Last month, we fielded two short surveys to our members: one about public policy work and one about mission investing. We had 35 responses to the public policy and 33 responses to the mission investing survey. That represents about a 20% response rate – not bad for August. Thank you to all of you who took the time to respond. Following is a quick summary of what we found, and what’s coming up next.
How many Northwest foundations are doing direct public policy work?
Just over a third of respondents reported that they directly engage in public policy activities like holding regular meetings with public officials, providing testimony or other technical assistance to policymakers or coordinating joint funding with policymakers. 64% said they don’t do direct public policy work, but many of those reported that they do fund such work through their grantees. 44% of all respondents reported that they are part of funder collaboratives addressing public policy issues (this includes folks who said they aren't doing direct public policy work).
Who is doing the public policy work?
Of those engaging in direct public policy work, two thirds do it entirely with staff, and the remaining third use a combination of staff and consultants/contract lobbyists.
How much time are Northwest foundations spending on direct public policy work?
Two thirds are spending under 20 hours a week worth of staff and/or consultant time on public policy work, a quarter are spending 40-80 hours/week and one respondent is dedicating more than 2 FTEs to public policy work.
Do Northwest foundations have formal public policy strategy + objectives documents?
By and large, no. Less than a third of foundations doing direct public policy work reported having a public policy strategy and objectives document.
How are Northwest funders working with government agencies?
Funders are actively working with government agency partners. 58% of our respondents, and 100% of those doing direct public policy work reported that they work in collaboratives that include government agency partners. Nearly a third of funders doing public policy work have funded individual positions within a unit of government, such as city or county staff working on homelessness, by co-mingling foundation funds in quasi-public governmental institutions or by placing foundation staff directly in government agency departments through the Intergovernmental Personnel Act. Roughly equal numbers of our members reported engaging with officials at the local, state and federal levels.
How interested are Northwest foundations in connecting around public policy issues?
51% of respondents said they were interested or very interested in being connected with others working on public policy advocacy, another third were neutral, and only 17% said they had little or no interest.
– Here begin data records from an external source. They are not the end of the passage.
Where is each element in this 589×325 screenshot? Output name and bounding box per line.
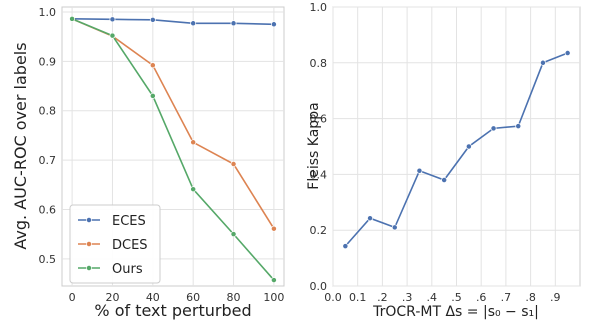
data-point — [416, 167, 423, 174]
y-tick-label: 0.6 — [39, 203, 57, 216]
x-tick-label: 80 — [227, 291, 241, 304]
chart-2: 0.0 0.1 .2 .3 .4 .5 .6 .7 .8 .9 0.0 0.2 0.4 0.6 0.8 1.0… — [306, 1, 581, 320]
legend-label-eces: ECES — [112, 214, 146, 229]
y-tick-label: 0.2 — [310, 224, 328, 237]
data-point — [391, 224, 398, 231]
legend-label-ours: Ours — [112, 262, 143, 277]
y-tick-label: 1.0 — [310, 1, 328, 14]
data-point — [465, 143, 472, 150]
legend-label-dces: DCES — [112, 238, 148, 253]
x-tick-label: .8 — [525, 291, 536, 304]
data-point-eces — [230, 20, 237, 27]
x-tick-label: 0 — [69, 291, 76, 304]
data-point — [490, 125, 497, 132]
legend-marker-eces — [86, 217, 92, 223]
y-tick-label: 0.5 — [39, 253, 57, 266]
x-tick-label: 20 — [105, 291, 119, 304]
data-point-dces — [230, 161, 237, 167]
data-point-ours — [230, 231, 237, 238]
data-point — [564, 50, 571, 56]
data-point-dces — [190, 139, 197, 146]
data-point — [367, 215, 373, 222]
data-point — [540, 59, 546, 66]
data-point-ours — [270, 277, 277, 284]
legend-box — [69, 204, 161, 284]
series-line-ours — [71, 18, 275, 281]
series-line-eces — [72, 18, 274, 26]
data-point-ours — [190, 186, 197, 193]
y-tick-label: 0.7 — [39, 154, 57, 167]
data-point — [441, 177, 448, 183]
y-tick-label: 0.0 — [310, 280, 328, 293]
x-tick-label: .6 — [476, 291, 487, 304]
y-axis-label: Avg. AUC-ROC over labels — [11, 42, 30, 249]
legend-marker-dces — [86, 241, 92, 247]
data-point — [515, 123, 522, 130]
data-point-ours — [69, 15, 76, 22]
data-point-eces — [270, 21, 277, 28]
x-tick-label: 100 — [263, 291, 284, 304]
legend: ECES DCES Ours — [69, 204, 161, 284]
x-tick-label: 0.0 — [324, 291, 342, 304]
x-tick-label: .9 — [550, 291, 561, 304]
y-tick-label: 0.6 — [310, 113, 328, 126]
x-tick-label: .7 — [501, 291, 512, 304]
x-axis-label: % of text perturbed — [94, 301, 251, 320]
y-axis-label: Fleiss Kappa — [306, 102, 322, 189]
x-tick-label: 0.1 — [349, 291, 367, 304]
data-point-eces — [190, 20, 197, 27]
legend-marker-ours — [86, 265, 92, 271]
y-tick-label: 0.8 — [310, 57, 328, 70]
y-tick-label: 1.0 — [39, 6, 57, 19]
y-tick-label: 0.4 — [310, 168, 328, 181]
x-tick-label: .3 — [402, 291, 413, 304]
x-axis-label: TrOCR-MT Δs = |s₀ − s₁| — [372, 304, 539, 320]
series-line — [344, 52, 568, 247]
data-point-ours — [109, 32, 116, 39]
data-point-dces — [149, 62, 156, 69]
data-point-eces — [109, 16, 116, 23]
chart-1: 0 20 40 60 80 100 0.5 0.6 0.7 0.8 0.9 1.0 % of text … — [11, 6, 285, 320]
x-tick-label: .5 — [451, 291, 462, 304]
y-tick-label: 0.8 — [39, 105, 57, 118]
data-point — [342, 243, 349, 250]
data-point-eces — [149, 16, 156, 23]
x-tick-label: .2 — [377, 291, 388, 304]
x-tick-label: .4 — [427, 291, 438, 304]
x-tick-label: 60 — [186, 291, 200, 304]
data-point-ours — [149, 92, 156, 99]
data-point-dces — [270, 225, 277, 232]
y-tick-label: 0.9 — [39, 55, 57, 68]
x-tick-label: 40 — [146, 291, 160, 304]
Mission investments are investments made by foundations and other mission-based organizations to further their philanthropic goals. Mission investments cover two distinct categories of investments: Market-rate mission investments, also known as "mission-related investments," are part of a foundation's endowment and have a positive social impact while contributing to the foundation’s long-term financial stability and growth. Below-market mission investments, also known as "program-related investments," are designed to achieve specific program objectives while they may earn a below-market financial return. The following image illustrates the spectrum of mission investments.
How many Northwest foundations are making mission investments now?
Foundations are still getting their feet wet with mission investing. 27% of respondents reported that their foundations currently have a mission investing program. 31% reported that they are interested in mission investing and still thinking about it, or planning to implement. 16% said they are not sufficiently familiar with mission investing yet, and 26% said that they are not interested in mission investing at all.
How are Northwest foundations managing their mission investing programs?
Half of Northwest foundations making mission investments have a formal mission investing board committee. Many respondents reported that their CEO/President and/or their CFO/COO manage their mission investing program. As one respondent reported, “[On staff], our head of program and head of finance collaborate. Same thing at the board level – the program committee vets the program piece and the finance committee vets the finance piece.”
What kinds of mission investments are Northwest foundations making?
Nearly three quarters of Northwest foundations making mission investments reported that they are making both market-rate investments and below-market rate investments. Northwest foundations are using a wide range of investment vehicles: 40% of mission investors reported investing in debt, 20% took equity positions, 20% cash, 10% issue loan guarantees, and 10% reported making other types of investments.
We’re really committed to listening to our network and to feeding that learning back to you in real time. We’re going to keep these short surveys coming at a rate of about one per month. The more folks who complete the surveys, the better the data will be and better our network can know itself – and, as a bonus, if you complete the surveys, you get immediate access to live results!